In Egypt we heard of news bureaux being shut down during the protests in the country, in Libya foreign journalists told of ‘days of brutality’ in detention while two Western journalists were killed while trying to cover the conflict. And beyond the uprisings, across the world, there are daily reports of journalists, both local and foreign, being prevented from carrying out their work to report on the events around them, through legal action, technological blackouts or violence and intimidation.
So today has been marked as a day to show support for the journalists fighting for a free press and to remember those who died doing so. The BBC reports that “hundreds, if not thousands” of events are being held across the world today.
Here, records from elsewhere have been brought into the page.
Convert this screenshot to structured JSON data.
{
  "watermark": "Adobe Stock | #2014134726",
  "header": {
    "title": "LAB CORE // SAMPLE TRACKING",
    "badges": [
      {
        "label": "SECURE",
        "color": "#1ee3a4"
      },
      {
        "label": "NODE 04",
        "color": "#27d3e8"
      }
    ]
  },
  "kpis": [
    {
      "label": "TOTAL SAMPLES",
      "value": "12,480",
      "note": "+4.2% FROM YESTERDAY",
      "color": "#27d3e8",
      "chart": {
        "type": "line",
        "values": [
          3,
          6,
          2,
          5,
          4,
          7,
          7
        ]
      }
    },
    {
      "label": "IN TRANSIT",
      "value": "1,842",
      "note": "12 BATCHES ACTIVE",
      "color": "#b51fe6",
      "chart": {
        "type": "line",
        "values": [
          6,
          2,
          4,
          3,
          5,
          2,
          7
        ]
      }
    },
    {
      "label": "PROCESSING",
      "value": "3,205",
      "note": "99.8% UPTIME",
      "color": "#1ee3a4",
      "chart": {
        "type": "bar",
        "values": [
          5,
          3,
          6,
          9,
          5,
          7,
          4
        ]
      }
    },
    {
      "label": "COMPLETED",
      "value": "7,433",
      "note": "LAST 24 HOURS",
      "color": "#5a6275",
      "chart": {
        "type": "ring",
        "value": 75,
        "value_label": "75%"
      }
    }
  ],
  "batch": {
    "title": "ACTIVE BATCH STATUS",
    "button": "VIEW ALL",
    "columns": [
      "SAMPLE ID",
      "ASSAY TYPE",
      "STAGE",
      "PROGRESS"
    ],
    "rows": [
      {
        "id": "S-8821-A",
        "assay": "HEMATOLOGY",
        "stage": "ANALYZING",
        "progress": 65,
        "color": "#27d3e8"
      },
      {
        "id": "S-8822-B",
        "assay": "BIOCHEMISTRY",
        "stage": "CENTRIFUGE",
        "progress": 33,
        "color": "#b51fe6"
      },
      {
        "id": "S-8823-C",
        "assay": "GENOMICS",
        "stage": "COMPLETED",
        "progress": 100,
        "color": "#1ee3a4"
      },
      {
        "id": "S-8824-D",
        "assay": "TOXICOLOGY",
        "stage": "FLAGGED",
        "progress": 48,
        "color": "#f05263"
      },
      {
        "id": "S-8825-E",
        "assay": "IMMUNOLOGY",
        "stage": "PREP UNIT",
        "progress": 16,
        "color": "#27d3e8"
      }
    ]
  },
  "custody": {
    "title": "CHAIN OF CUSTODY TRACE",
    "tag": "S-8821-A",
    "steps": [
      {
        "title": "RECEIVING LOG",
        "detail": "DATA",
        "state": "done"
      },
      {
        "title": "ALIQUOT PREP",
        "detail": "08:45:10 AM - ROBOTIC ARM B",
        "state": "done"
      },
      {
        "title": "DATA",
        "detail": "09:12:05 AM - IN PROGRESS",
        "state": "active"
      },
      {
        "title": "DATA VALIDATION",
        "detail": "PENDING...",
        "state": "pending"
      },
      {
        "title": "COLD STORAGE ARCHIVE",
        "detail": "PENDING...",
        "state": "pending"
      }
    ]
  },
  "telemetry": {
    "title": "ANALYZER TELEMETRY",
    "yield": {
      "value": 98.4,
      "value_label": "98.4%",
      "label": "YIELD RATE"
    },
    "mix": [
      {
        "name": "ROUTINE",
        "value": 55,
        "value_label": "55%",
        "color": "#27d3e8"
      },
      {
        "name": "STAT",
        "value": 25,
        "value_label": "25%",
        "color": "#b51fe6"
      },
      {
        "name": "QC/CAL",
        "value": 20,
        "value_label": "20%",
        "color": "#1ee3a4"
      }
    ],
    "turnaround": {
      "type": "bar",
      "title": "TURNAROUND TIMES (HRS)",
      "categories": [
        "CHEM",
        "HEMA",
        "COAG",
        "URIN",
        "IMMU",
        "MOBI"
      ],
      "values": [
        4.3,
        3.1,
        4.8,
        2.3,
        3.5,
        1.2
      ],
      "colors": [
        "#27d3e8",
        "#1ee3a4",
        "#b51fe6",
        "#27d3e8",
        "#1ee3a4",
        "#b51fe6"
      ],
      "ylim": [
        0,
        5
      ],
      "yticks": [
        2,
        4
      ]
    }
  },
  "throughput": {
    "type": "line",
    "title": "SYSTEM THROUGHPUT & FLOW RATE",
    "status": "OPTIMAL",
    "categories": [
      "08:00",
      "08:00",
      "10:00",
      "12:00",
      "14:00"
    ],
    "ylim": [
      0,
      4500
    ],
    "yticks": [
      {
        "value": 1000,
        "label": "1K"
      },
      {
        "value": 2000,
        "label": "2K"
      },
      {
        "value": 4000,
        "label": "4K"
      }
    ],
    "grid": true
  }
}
For its part director of BBC Global News Peter Horrocks has called for a minute’s silence at 11am “to mark the sacrifices made by journalists in the name of press freedom, and to honour those who have been killed”.
Some might see this as just a gesture, which will surely not be observed by all. But the turmoil, anguish and the death toll from the Arab Spring revolts and revolutions have brought home as rarely before how critical the role of journalists is, in not just doing a job, but reporting on events which decide the fate of nations.
The World Association of Newspapers and News Publishers (WAN-IFRA) is providing a range of material including interviews, infographics and cartoons, for news outlets to use to highlight the meaning of the day.